Humpty Dumpty smiled contemptuously. "Of course you don'ttill I tell you. I meant 'there's a nice knock-down argument for you!' "
"But 'glory' doesn't mean 'a nice knock-down argument,' " Alice objected.
"When I use a word," Humpty Dumpty said, in rather a scornful tone, "it means just what I choose it to meanneither more nor less."
"The question is, " said Alice, "whether you *can* make words mean so many different things."
-- From Through The Looking Glass by Lewis Carroll
The ancient Chinese attempted to measure the circumference of the Earth by walking around it (glub, glub) and the Indians reportedly tried to measure the circumference of the giant turtle that the Earth rode on but, as they tended to fall off the edge, they had to abandon the project.
Happy to help.
Ah, riiiiigghhhtt... The old "no, I wasn't being stupid, I was being, um, *ironic*, yeah, *that's* it..." excuse.
Sure, I buy that. You betcha.
BTW: your biological evolution has no connection to cosmology is a snipe. It is a factually incorrect statement meant to disrupt the debate.
No, actually, it's your grossly inaccurate twisting of what I *actually* wrote.
Why are you anti-evolutionist zealots always so fond of making up false "quotes"?

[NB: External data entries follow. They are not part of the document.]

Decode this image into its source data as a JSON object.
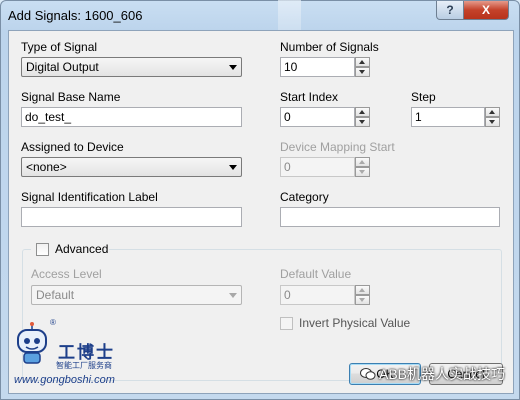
{
  "window": {
    "title": "Add Signals: 1600_606",
    "help_glyph": "?",
    "close_glyph": "X"
  },
  "form": {
    "type_of_signal": {
      "label": "Type of Signal",
      "value": "Digital Output"
    },
    "number_of_signals": {
      "label": "Number of Signals",
      "value": "10"
    },
    "signal_base_name": {
      "label": "Signal Base Name",
      "value": "do_test_"
    },
    "start_index": {
      "label": "Start Index",
      "value": "0"
    },
    "step": {
      "label": "Step",
      "value": "1"
    },
    "assigned_to_device": {
      "label": "Assigned to Device",
      "value": "<none>"
    },
    "device_mapping_start": {
      "label": "Device Mapping Start",
      "value": "0"
    },
    "signal_identification_label": {
      "label": "Signal Identification Label",
      "value": ""
    },
    "category": {
      "label": "Category",
      "value": ""
    }
  },
  "advanced": {
    "label": "Advanced",
    "checked": false,
    "access_level": {
      "label": "Access Level",
      "value": "Default"
    },
    "default_value": {
      "label": "Default Value",
      "value": "0"
    },
    "invert_physical_value": {
      "label": "Invert Physical Value",
      "checked": false
    }
  },
  "buttons": {
    "ok_label": "OK",
    "cancel_label": "Cancel"
  },
  "watermark": {
    "brand": "工博士",
    "subtitle": "智能工厂服务商",
    "url": "www.gongboshi.com",
    "registered": "®",
    "right_text": "ABB机器人实战技巧"
  },
  "colors": {
    "title_bar": "#c4d9ee",
    "close_button": "#c4422a",
    "dialog_bg": "#f0f0f0",
    "watermark_blue": "#1d3f8a"
  }
}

I don't recall the source of my information, but I believe that Aristotle's reasoning was based on the earth's shadow on the moon during an eclipse (timely topic). The shadow was *always* circular. Aristotle reasoned that the earth must be a sphere because a sphere is the only geometric solid that *always* casts a circular shadow.

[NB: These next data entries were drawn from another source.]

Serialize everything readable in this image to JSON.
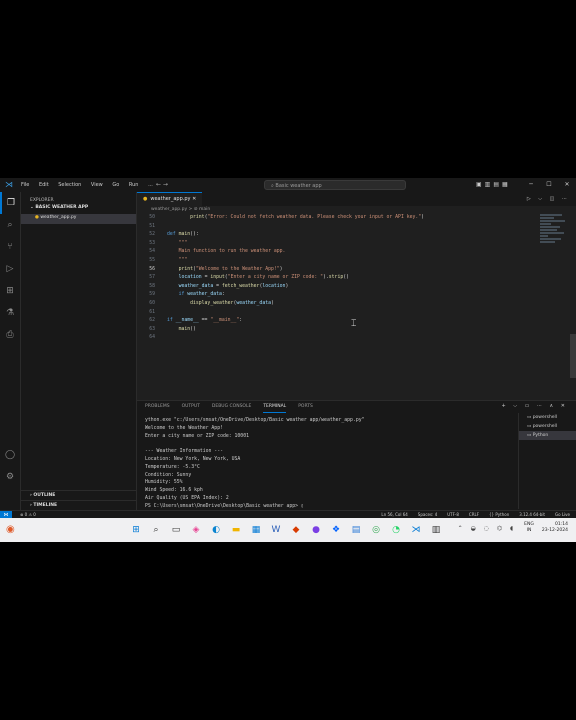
{
  "titlebar": {
    "menu": [
      "File",
      "Edit",
      "Selection",
      "View",
      "Go",
      "Run",
      "..."
    ],
    "search": "Basic weather app"
  },
  "sidebar": {
    "header": "EXPLORER",
    "folder": "BASIC WEATHER APP",
    "file": "weather_app.py",
    "outline": "OUTLINE",
    "timeline": "TIMELINE"
  },
  "editor": {
    "tab": "weather_app.py",
    "breadcrumb": "weather_app.py > ⊘ main",
    "lines": [
      {
        "n": "50",
        "html": "        <span class='fn'>print</span><span class='tx'>(</span><span class='st'>\"Error: Could not fetch weather data. Please check your input or API key.\"</span><span class='tx'>)</span>"
      },
      {
        "n": "51",
        "html": ""
      },
      {
        "n": "52",
        "html": "<span class='kw'>def</span> <span class='fn'>main</span><span class='tx'>():</span>"
      },
      {
        "n": "53",
        "html": "    <span class='st'>\"\"\"</span>"
      },
      {
        "n": "54",
        "html": "    <span class='st'>Main function to run the weather app.</span>"
      },
      {
        "n": "55",
        "html": "    <span class='st'>\"\"\"</span>"
      },
      {
        "n": "56",
        "html": "    <span class='fn'>print</span><span class='tx'>(</span><span class='st'>\"Welcome to the Weather App!\"</span><span class='tx'>)</span>"
      },
      {
        "n": "57",
        "html": "    <span class='va'>location</span> <span class='tx'>=</span> <span class='fn'>input</span><span class='tx'>(</span><span class='st'>\"Enter a city name or ZIP code: \"</span><span class='tx'>).</span><span class='fn'>strip</span><span class='tx'>()</span>"
      },
      {
        "n": "58",
        "html": "    <span class='va'>weather_data</span> <span class='tx'>=</span> <span class='fn'>fetch_weather</span><span class='tx'>(</span><span class='va'>location</span><span class='tx'>)</span>"
      },
      {
        "n": "59",
        "html": "    <span class='kw'>if</span> <span class='va'>weather_data</span><span class='tx'>:</span>"
      },
      {
        "n": "60",
        "html": "        <span class='fn'>display_weather</span><span class='tx'>(</span><span class='va'>weather_data</span><span class='tx'>)</span>"
      },
      {
        "n": "61",
        "html": ""
      },
      {
        "n": "62",
        "html": "<span class='kw'>if</span> <span class='va'>__name__</span> <span class='tx'>==</span> <span class='st'>\"__main__\"</span><span class='tx'>:</span>"
      },
      {
        "n": "63",
        "html": "    <span class='fn'>main</span><span class='tx'>()</span>"
      },
      {
        "n": "64",
        "html": ""
      }
    ]
  },
  "panel": {
    "tabs": [
      "PROBLEMS",
      "OUTPUT",
      "DEBUG CONSOLE",
      "TERMINAL",
      "PORTS"
    ],
    "active_tab": "TERMINAL",
    "terminal_lines": [
      "ython.exe \"c:/Users/smsat/OneDrive/Desktop/Basic weather app/weather_app.py\"",
      "Welcome to the Weather App!",
      "Enter a city name or ZIP code: 10001",
      "",
      "--- Weather Information ---",
      "Location: New York, New York, USA",
      "Temperature: -5.3°C",
      "Condition: Sunny",
      "Humidity: 55%",
      "Wind Speed: 16.6 kph",
      "Air Quality (US EPA Index): 2",
      "PS C:\\Users\\smsat\\OneDrive\\Desktop\\Basic weather app> ▯"
    ],
    "terminals": [
      "powershell",
      "powershell",
      "Python"
    ]
  },
  "statusbar": {
    "left": "⊗ 0 ⚠ 0",
    "right": [
      "Ln 56, Col 64",
      "Spaces: 4",
      "UTF-8",
      "CRLF",
      "{} Python",
      "3.12.4 64-bit",
      "Go Live"
    ]
  },
  "taskbar": {
    "lang": [
      "ENG",
      "IN"
    ],
    "time": "01:14",
    "date": "23-12-2024"
  },
  "colors": {
    "accent": "#0078d4",
    "editor_bg": "#1f1f1f",
    "taskbar": "#f0f0f2"
  }
}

Good question, seeing as how there is no such thing as the (or a) "Theory of Cosmological Evolution". There are various theories within the field of cosmology that attempt to explain the evolution of the universe, or of galaxies, or of stars, etc, but these theories all have names (few of which include the word evolution, and NONE of which include the word "darwinism," "orthodox" or otherwise).
Evolution is that biological organisms give rise to different biological organisms ...
the big guns are loaded with poppycock !
Main Entry: pop·py·cock
Pronunciation: 'pä-pE-"käk
Function: noun
Etymology: D dialect pappekak, literally, soft dung, from Dutch pap pap + kak dung
Date: 1865
: empty talk or writing : NONSENSE
Apparently I've been reading the same literature as you, because I see the same problems with T-of-E
"In all the thousands of fly-breeding experiments carried out all over the world for more than fifty years, a distinct new species has never been seen to emerge ... or even a new enzyme."
(Gordon Taylor, The Great Evolution Mystery (New York: Harper and Row, 1983, pp 34, 38)
I think that means the word has more than one meaning - therefore your comment that evolution has nothing to do with cosmology is false (all that was needed is one definition - not all of them)
BINGO!
There for the statement "evolutiuon has nothing to do with cosmology" is false.